Perspective

In Ocean & Coasts

A Time to Act

Since the 1960s Jacques-Yves Cousteau first raised the alarm over the deteriorating condition of the marine environment, most of us have come to realize what’s at stake: our fisheries – a primary source of food for many of us – our holiday beaches, our treasured coral reefs and speeches – rich coastal wetlands, even our health.

More recently scientists have cautioned us that the very survival of life on Earth may be vulnerable to our unwitting assaults on the atmosphere with ‘greenhouse’ gases and ozone-depleting chemical, on the land with our bulldozers and chainsaws, on our fellow creatures with pesticides, driftnets and asphalt.

Even our oceans, the great environmental buffers that keep conditions for life (temperature, atmospheric gases, water and nutrient cycles) on an even keel are threatened. The forces in play are enormous, and could bring about fundamental changes in our environment so rapidly that life would have little time to adapt. Deserts could form in the Great Plains, the world’s food baskets.

The great ocean and air currents could re-route, turning Switzerland into Siberia or Argentina into the Sahara. Entire temperature zones could shift hundreds of kilometers in a few decades. Island chains and coastal plains could disappear altogether.

Coastal Encounters

Seven out of 10 people around the globe live within 80 km of the shoreline. Almost half of the world’s cities with a population of over one million are sited near tide-washed river mouths. Coastal zones provide all but 10 percent of the world’s fishing catch, and the beach is the favourite playground for a large segment of humanity. The continental shelves are the ocean’s most biologically productive regions.

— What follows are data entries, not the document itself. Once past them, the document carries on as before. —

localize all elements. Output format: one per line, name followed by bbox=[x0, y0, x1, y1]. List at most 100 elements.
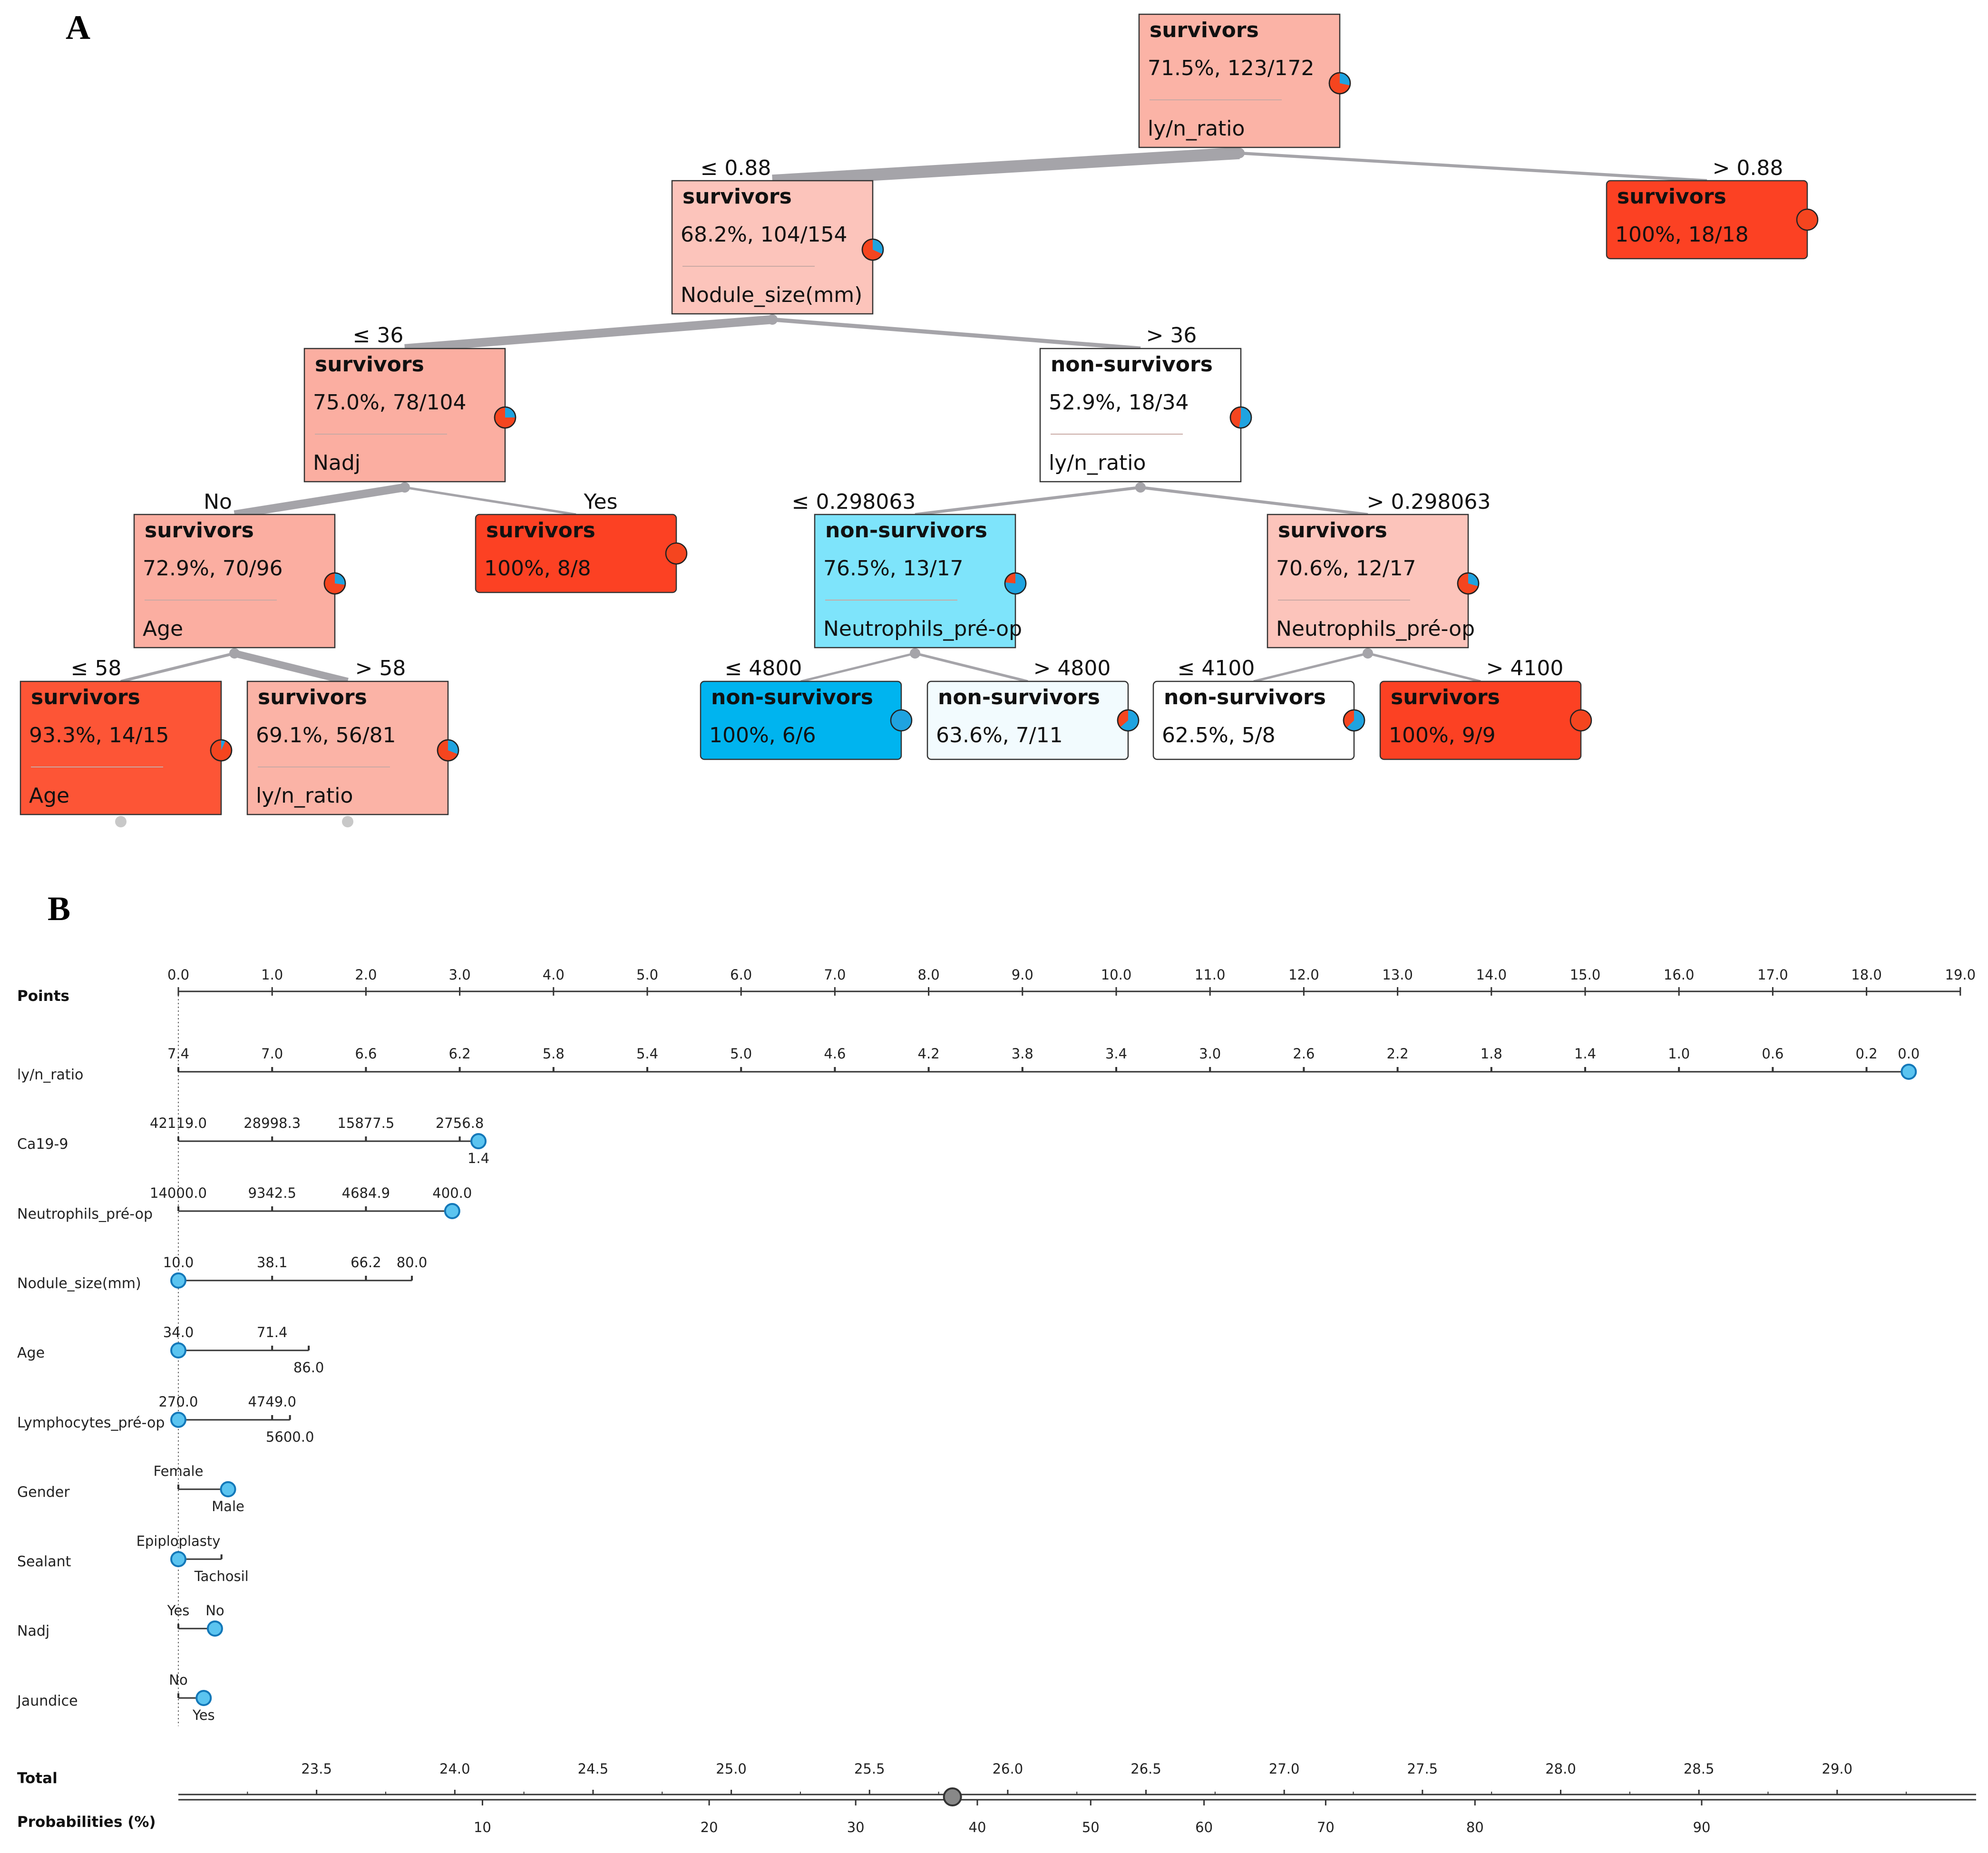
tree-edge-n5-n10 bbox=[234, 650, 349, 685]
variable-tick-label: 34.0 bbox=[163, 1324, 194, 1340]
node-pie-blue-slice bbox=[1346, 710, 1364, 731]
node-pie-outline bbox=[1229, 406, 1252, 429]
selected-value-marker[interactable] bbox=[444, 1203, 460, 1219]
selected-value-marker[interactable] bbox=[170, 1342, 186, 1358]
selected-value-marker[interactable] bbox=[1900, 1064, 1917, 1080]
total-tick-label: 28.0 bbox=[1545, 1761, 1576, 1777]
variable-tick-label: 0.0 bbox=[1898, 1046, 1920, 1062]
nomogram-row-5: Lymphocytes_pré-op 270.0 4749.0 5600.0 bbox=[17, 1394, 314, 1445]
node-stat: 70.6%, 12/17 bbox=[1276, 556, 1416, 581]
points-tick-label: 8.0 bbox=[918, 967, 940, 983]
split-dot-n4 bbox=[1135, 482, 1146, 493]
node-pie-blue-slice bbox=[1120, 710, 1139, 731]
variable-tick-label: Male bbox=[212, 1498, 244, 1514]
variable-tick-label: Yes bbox=[192, 1707, 215, 1723]
node-stat: 63.6%, 7/11 bbox=[936, 723, 1063, 747]
edge-label-n10: > 58 bbox=[355, 656, 406, 680]
selected-value-marker[interactable] bbox=[170, 1272, 186, 1289]
node-stat: 100%, 8/8 bbox=[484, 556, 591, 581]
node-pie-blue-slice bbox=[221, 740, 225, 750]
selected-value-marker[interactable] bbox=[170, 1412, 186, 1428]
split-dot-n7 bbox=[910, 648, 920, 659]
variable-tick-label: 1.4 bbox=[1574, 1046, 1596, 1062]
total-tick-label: 24.0 bbox=[439, 1761, 470, 1777]
variable-tick-label: 42119.0 bbox=[150, 1115, 207, 1131]
edge-label-n13: ≤ 4100 bbox=[1178, 656, 1255, 680]
node-split-variable: Neutrophils_pré-op bbox=[823, 617, 1022, 641]
total-tick-label: 25.0 bbox=[716, 1761, 747, 1777]
node-pie-outline bbox=[1328, 72, 1351, 95]
total-score-marker[interactable] bbox=[943, 1787, 962, 1806]
variable-tick-label: 3.4 bbox=[1105, 1046, 1127, 1062]
variable-name: Neutrophils_pré-op bbox=[17, 1206, 153, 1222]
tree-edge-n7-n11 bbox=[800, 652, 916, 683]
node-class-label: non-survivors bbox=[711, 685, 873, 709]
tree-edge-n1-n3 bbox=[404, 315, 773, 353]
points-tick-label: 17.0 bbox=[1757, 967, 1788, 983]
selected-value-marker[interactable] bbox=[206, 1620, 223, 1637]
total-tick-label: 27.5 bbox=[1407, 1761, 1438, 1777]
variable-tick-label: 0.2 bbox=[1856, 1046, 1878, 1062]
tree-node-n6: survivors 100%, 8/8 bbox=[475, 514, 688, 593]
tree-edge-n8-n13 bbox=[1253, 652, 1368, 683]
probability-tick-label: 60 bbox=[1195, 1819, 1213, 1835]
variable-tick-label: 0.6 bbox=[1762, 1046, 1783, 1062]
node-stat: 76.5%, 13/17 bbox=[823, 556, 964, 581]
node-class-label: non-survivors bbox=[1051, 352, 1213, 377]
variable-tick-label: 1.4 bbox=[468, 1150, 489, 1166]
node-stat: 100%, 9/9 bbox=[1389, 723, 1496, 747]
node-split-variable: ly/n_ratio bbox=[1049, 451, 1146, 475]
nomogram-row-4: Age 34.0 71.4 86.0 bbox=[17, 1324, 324, 1376]
node-stat: 62.5%, 5/8 bbox=[1162, 723, 1276, 747]
selected-value-marker[interactable] bbox=[170, 1551, 186, 1567]
tree-node-n2: survivors 100%, 18/18 bbox=[1606, 180, 1819, 260]
edge-label-n7: ≤ 0.298063 bbox=[792, 490, 916, 514]
total-tick-label: 25.5 bbox=[854, 1761, 885, 1777]
node-pie-base bbox=[1796, 208, 1819, 231]
total-tick-label: 24.5 bbox=[578, 1761, 609, 1777]
edge-label-n12: > 4800 bbox=[1033, 656, 1111, 680]
node-box bbox=[133, 514, 336, 649]
variable-tick-label: No bbox=[205, 1602, 224, 1619]
nomogram-row-1: Ca19-9 42119.0 28998.3 15877.5 2756.8 1.4 bbox=[17, 1115, 489, 1166]
tree-edge-n5-n9 bbox=[120, 652, 235, 683]
variable-tick-label: No bbox=[169, 1672, 187, 1688]
variable-tick-label: 66.2 bbox=[351, 1254, 381, 1271]
node-pie-outline bbox=[1004, 572, 1027, 595]
total-tick-label: 27.0 bbox=[1269, 1761, 1300, 1777]
tree-node-n12: non-survivors 63.6%, 7/11 bbox=[926, 680, 1140, 760]
total-tick-label: 26.5 bbox=[1130, 1761, 1161, 1777]
probability-tick-label: 80 bbox=[1466, 1819, 1484, 1835]
node-pie bbox=[1457, 572, 1480, 595]
selected-value-marker[interactable] bbox=[470, 1133, 487, 1149]
selected-value-marker[interactable] bbox=[195, 1690, 212, 1706]
variable-name: Jaundice bbox=[16, 1693, 78, 1709]
tree-edge-root-n2 bbox=[1239, 151, 1707, 183]
panel-a-label: A bbox=[66, 9, 90, 47]
node-stat: 68.2%, 104/154 bbox=[681, 223, 848, 247]
nomogram-row-9: Jaundice No Yes bbox=[16, 1672, 215, 1723]
node-class-label: survivors bbox=[682, 184, 792, 209]
edge-label-n11: ≤ 4800 bbox=[725, 656, 802, 680]
probability-tick-label: 70 bbox=[1317, 1819, 1335, 1835]
variable-tick-label: 400.0 bbox=[432, 1185, 472, 1201]
points-tick-label: 3.0 bbox=[449, 967, 471, 983]
node-class-label: survivors bbox=[1617, 184, 1726, 209]
variable-tick-label: 1.8 bbox=[1481, 1046, 1502, 1062]
edge-label-n2: > 0.88 bbox=[1713, 156, 1783, 180]
edge-label-n9: ≤ 58 bbox=[71, 656, 122, 680]
points-tick-label: 12.0 bbox=[1288, 967, 1319, 983]
nomogram-row-2: Neutrophils_pré-op 14000.0 9342.5 4684.9 400… bbox=[17, 1185, 472, 1222]
node-split-variable: ly/n_ratio bbox=[256, 784, 353, 808]
variable-tick-label: Tachosil bbox=[194, 1568, 249, 1584]
tree-node-n1: survivors 68.2%, 104/154 Nodule_size(mm) bbox=[671, 180, 884, 315]
node-pie-blue-slice bbox=[1005, 573, 1026, 594]
total-tick-label: 28.5 bbox=[1684, 1761, 1715, 1777]
variable-tick-label: 4684.9 bbox=[342, 1185, 390, 1201]
selected-value-marker[interactable] bbox=[220, 1481, 236, 1497]
points-tick-label: 4.0 bbox=[543, 967, 565, 983]
node-class-label: survivors bbox=[1150, 18, 1259, 42]
points-tick-label: 0.0 bbox=[167, 967, 189, 983]
tree-node-n5: survivors 72.9%, 70/96 Age bbox=[133, 514, 346, 649]
variable-name: Sealant bbox=[17, 1553, 71, 1570]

The coast is also where our activities have the greatest and most immediate effect; where developers clear mangroves and flush silt and sediment into previously clear waters, where urban and industrial wastes pollute estuaries; where tourists crowd around the very coral reefs where fish are harvested with dynamite or poison.

Growing Threats

Globalization has intensified many of the threats to marine life. Ships remain the cheapest form of long haul transport for goods in bulk, so thousands of tankers ply the world’s oil routes, with regular spills and discharges that can clog holiday beaches, killing off wildlife and destroying local tourist and fishing economies for months if not years. Invasive species are transported in the holds and ballast waters of ships threatening biodiversity around the globe by preying upon or out-competing native species of animals and plants.

On the Global Agenda

Coastal and marine problems were for long treated as purely local or national issues. With the rise of environmental awareness over the last 50 years they began to move up the global agenda.

The 1972 United Nations Conference on the Human Environment expressly underlined the “vital importance for humanity of the seas and all the living organisms which the oceans support”.

The Rio Earth Summit of 1992 embodied a new concern with sustainable development. Agenda 21, the international blueprint for the environmental and development community in the new millennium, devoted Chapter17 to the oceans and coastal areas.

The 1992 Convention on Biological Diversity and the 1992 United Nations Framework Convention on Climate Change put marine activities in a new perspective, in which global and regional questions were closely linked.